START also had a transformative effect on Jeremy’s thinking, which led him to rally together investigators from around South Africa who might be interested in cryo-EM. This has transformed EMU at UCT as a centre for cryo-EM training. To date, Jeremy has trained researchers from South Africa, Zimbabwe, Malawi, Kenya, Swaziland, and one from France4, in addition to ten UCT students every year who take a practical Jeremy runs for postgraduate students.

“I was first exposed to Structural Biology eighteen years ago when I moved to Cape Town to join a Structural Biology MSc programme run by Trevor Sewell, the only such course in South Africa at the time. The programme consisted of an intense course in mathematics, physics, molecular biology, and biochemistry designed to make up for the shortcomings and gaps in our education up to that point. Famous international figures, such as Edward Egelman and Tom Blundell, and Nobel Prize winners Richard Henderson and Joachim Frank generously gave of their time to come to Cape Town and teach us, which made a lasting impression on all of us. Now we plan to build on this legacy and bring the cryo-EM revolution to the whole of Southern Africa. For this we need sustainable investment in infrastructure and talent.” 

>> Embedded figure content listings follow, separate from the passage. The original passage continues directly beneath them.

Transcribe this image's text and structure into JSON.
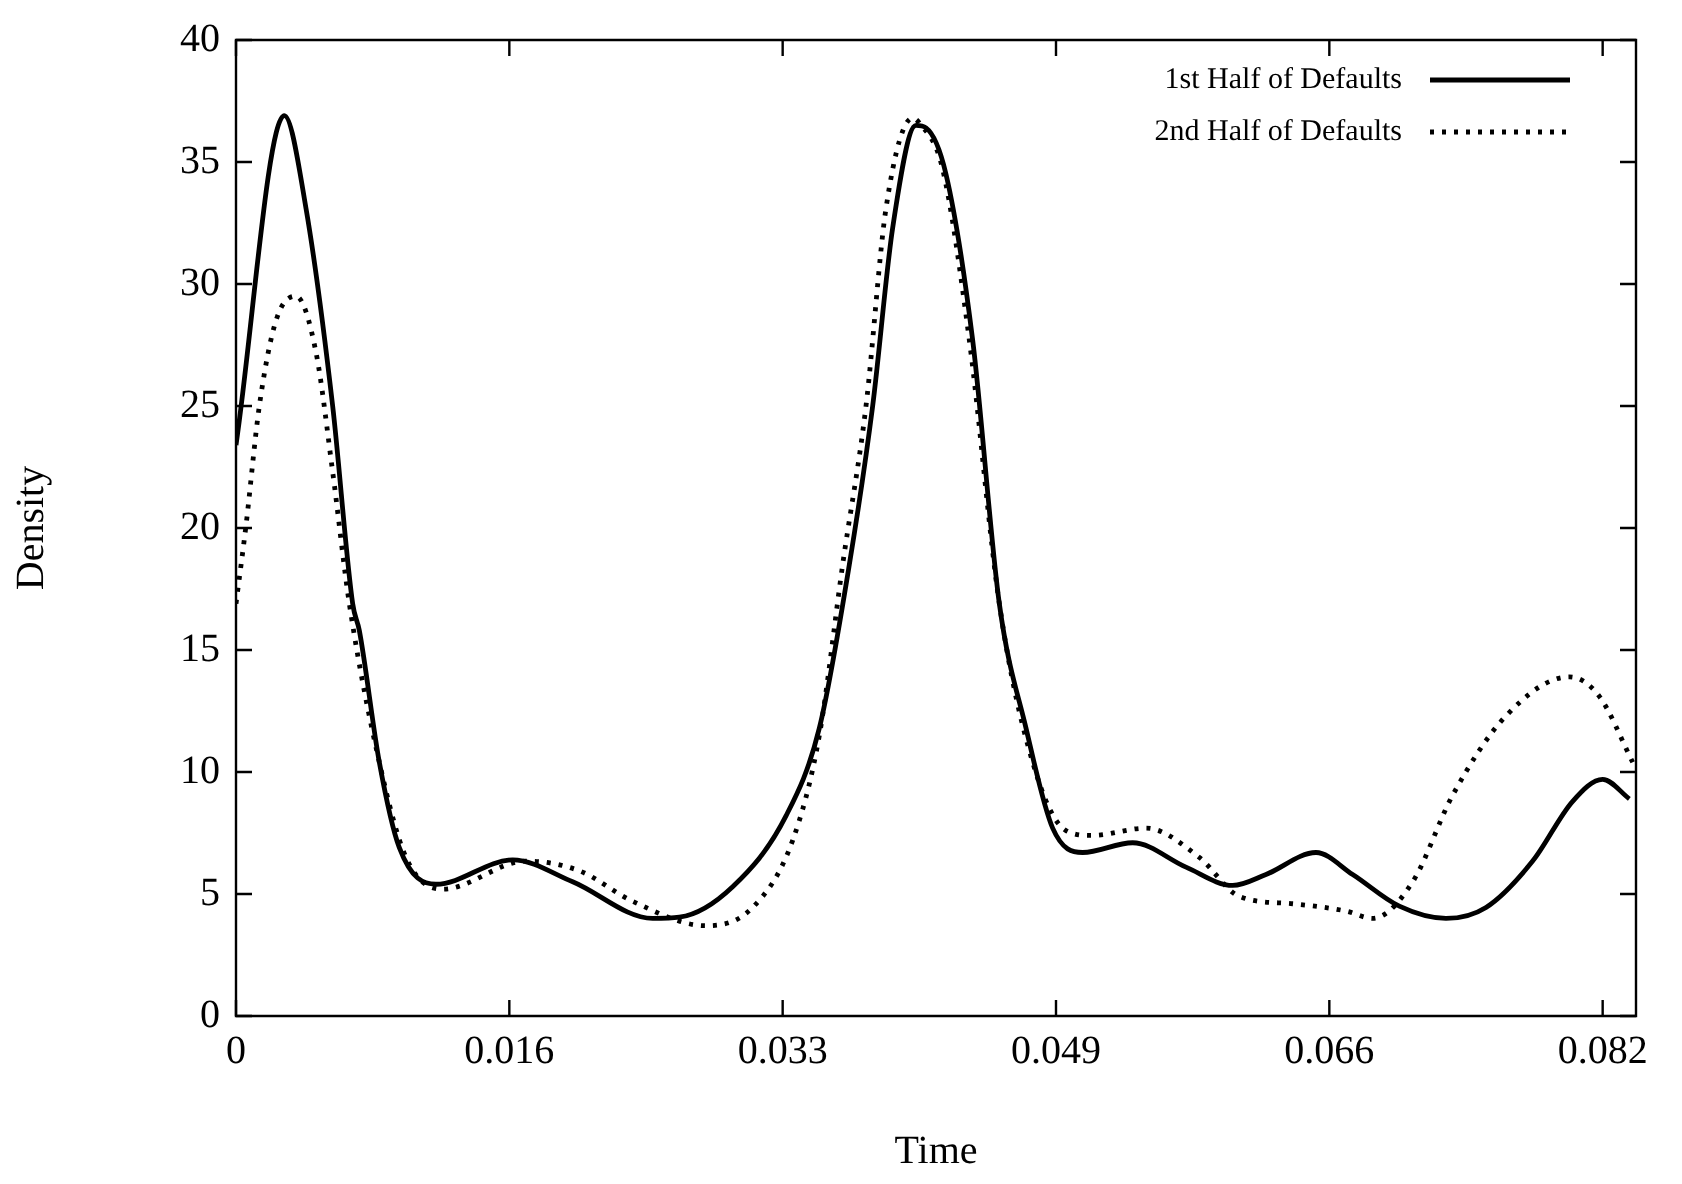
{
  "chart_data": {
    "type": "line",
    "xlabel": "Time",
    "ylabel": "Density",
    "xlim": [
      0,
      0.084
    ],
    "ylim": [
      0,
      40
    ],
    "xticks": [
      0,
      {
        "value": 0.0164,
        "label": "0.016"
      },
      {
        "value": 0.0328,
        "label": "0.033"
      },
      {
        "value": 0.0492,
        "label": "0.049"
      },
      {
        "value": 0.0656,
        "label": "0.066"
      },
      {
        "value": 0.082,
        "label": "0.082"
      }
    ],
    "yticks": [
      0,
      5,
      10,
      15,
      20,
      25,
      30,
      35,
      40
    ],
    "legend": "top right",
    "grid": false,
    "marker": "none",
    "series": [
      {
        "name": "1st Half of Defaults",
        "color": "#000000",
        "line_style": "solid",
        "x": [
          0,
          0.0029,
          0.0042,
          0.0058,
          0.007,
          0.0074,
          0.0086,
          0.0098,
          0.012,
          0.0166,
          0.0202,
          0.025,
          0.0266,
          0.0298,
          0.033,
          0.035,
          0.0368,
          0.0382,
          0.0394,
          0.0408,
          0.0414,
          0.0426,
          0.0442,
          0.0458,
          0.0474,
          0.049,
          0.0508,
          0.0538,
          0.057,
          0.0598,
          0.0618,
          0.0648,
          0.067,
          0.0698,
          0.0726,
          0.075,
          0.0778,
          0.0802,
          0.082,
          0.0836
        ],
        "values": [
          23.4,
          36.9,
          33.1,
          25.0,
          16.9,
          15.8,
          10.4,
          6.9,
          5.4,
          6.4,
          5.5,
          4.0,
          4.05,
          5.3,
          8.2,
          11.8,
          18.5,
          25.0,
          32.3,
          36.5,
          36.4,
          34.5,
          27.7,
          16.9,
          11.8,
          7.7,
          6.7,
          7.1,
          6.1,
          5.35,
          5.8,
          6.7,
          5.8,
          4.5,
          4.0,
          4.45,
          6.35,
          8.8,
          9.7,
          8.9
        ]
      },
      {
        "name": "2nd Half of Defaults",
        "color": "#000000",
        "line_style": "dotted",
        "x": [
          0,
          0.0006,
          0.0014,
          0.0024,
          0.0036,
          0.0048,
          0.0058,
          0.0068,
          0.0086,
          0.0102,
          0.0124,
          0.0174,
          0.0206,
          0.0238,
          0.0282,
          0.031,
          0.0334,
          0.035,
          0.0364,
          0.0378,
          0.039,
          0.0406,
          0.041,
          0.0424,
          0.044,
          0.0458,
          0.0478,
          0.0498,
          0.0514,
          0.0546,
          0.0578,
          0.0602,
          0.0634,
          0.0666,
          0.0682,
          0.0706,
          0.073,
          0.0762,
          0.08,
          0.0818,
          0.0838
        ],
        "values": [
          16.9,
          20.1,
          25.0,
          28.5,
          29.5,
          27.2,
          22.3,
          16.9,
          10.4,
          6.5,
          5.2,
          6.35,
          5.95,
          4.7,
          3.7,
          4.45,
          7.2,
          11.5,
          18.5,
          25.0,
          33.1,
          36.8,
          36.6,
          34.7,
          27.7,
          16.9,
          10.4,
          7.6,
          7.4,
          7.7,
          6.5,
          4.9,
          4.6,
          4.3,
          4.0,
          5.5,
          9.05,
          12.3,
          13.9,
          13.1,
          10.4
        ]
      }
    ]
  }
}
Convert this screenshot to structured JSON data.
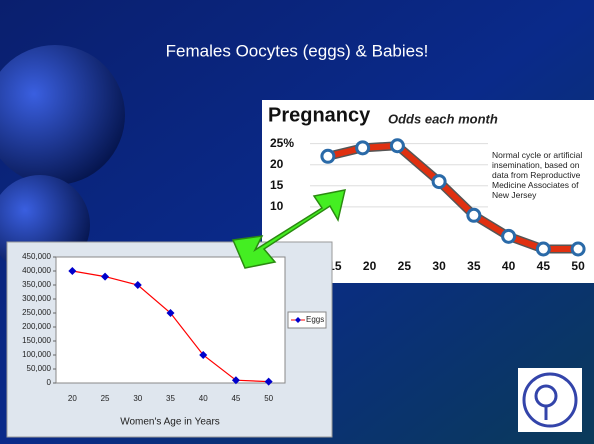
{
  "slide_title": "Females Oocytes (eggs) & Babies!",
  "chart_data": [
    {
      "type": "line",
      "title": "Pregnancy",
      "subtitle": "Odds each month",
      "annotation": "Normal cycle or artificial insemination, based on data from Reproductive Medicine Associates of New Jersey",
      "x": [
        14,
        19,
        24,
        30,
        35,
        40,
        45,
        50
      ],
      "values": [
        22,
        24,
        24.5,
        16,
        8,
        3,
        0,
        0
      ],
      "color": "#e03010",
      "xlim": [
        12,
        52
      ],
      "xticks": [
        15,
        20,
        25,
        30,
        35,
        40,
        45,
        50
      ],
      "ylim": [
        0,
        28
      ],
      "yticks": [
        10,
        15,
        20,
        {
          "value": 25,
          "label": "25%"
        }
      ],
      "grid": true
    },
    {
      "type": "line",
      "x_label": "Women's Age in Years",
      "categories": [
        "20",
        "25",
        "30",
        "35",
        "40",
        "45",
        "50"
      ],
      "series": [
        {
          "name": "Eggs",
          "color": "#ff0000",
          "marker_color": "#0000cc",
          "values": [
            400000,
            380000,
            350000,
            250000,
            100000,
            10000,
            5000
          ]
        }
      ],
      "ylim": [
        0,
        450000
      ],
      "yticks": [
        0,
        {
          "value": 50000,
          "label": "50,000"
        },
        {
          "value": 100000,
          "label": "100,000"
        },
        {
          "value": 150000,
          "label": "150,000"
        },
        {
          "value": 200000,
          "label": "200,000"
        },
        {
          "value": 250000,
          "label": "250,000"
        },
        {
          "value": 300000,
          "label": "300,000"
        },
        {
          "value": 350000,
          "label": "350,000"
        },
        {
          "value": 400000,
          "label": "400,000"
        },
        {
          "value": 450000,
          "label": "450,000"
        }
      ],
      "legend": "right"
    }
  ]
}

Dr Jeremy Woodward, University of Cape Town

START has been a springboard to Jeremy securing follow-on funding to expand his vision to spread cryo-EM knowledge throughout Southern Africa with his project: Cryo-EM for Southern Africa. This project is generously sponsored by the Chan Zuckerberg Initiative under their Expanding Global Access to Bio-imaging programme. The project consists of a series of one-on-one intensive training workshops in cryo-EM specimen preparation, imaging, data processing and interpretation. Participants receive funding to cover all their travel-related expenses and experimental costs and usually leave with publishable results. One of the unique aspects of this project is that researchers are trained on their own projects: acceptance is dependent on applicants demonstrating that they have suitable samples for cryo-EM.


1 EMD-1050, EMD-1204, EMD-1205, EMD-1313, EMD-1469, EMD-1870, EMD-3486, EMD3496, EMD3497, EMD3498, EMD3499, EMD3500, EMD3501, EMD3503, EMD3504, EMD3505

2 Mulelu, A.E., Kirykowicz, A.M. & Woodward, J.D. Cryo-EM and directed evolution reveal how Arabidopsis nitrilase specificity is influenced by its quaternary structure. Commun Biol 2, 260 (2019).

3 Lubbe, L., Sewell, B.T., Woodward, J.D., Sturrock, E.D. (2022) Cryo‐EM reveals mechanisms of angiotensin I‐converting enzyme allostery and dimerization. EMBO J DOI: 10.15252/embj.2021110550

4 Researchers trained to date (March 2023): 15 South African researchers, 4 Zimbabwean, and one each from Malawi, Kenya, Swaziland, and France.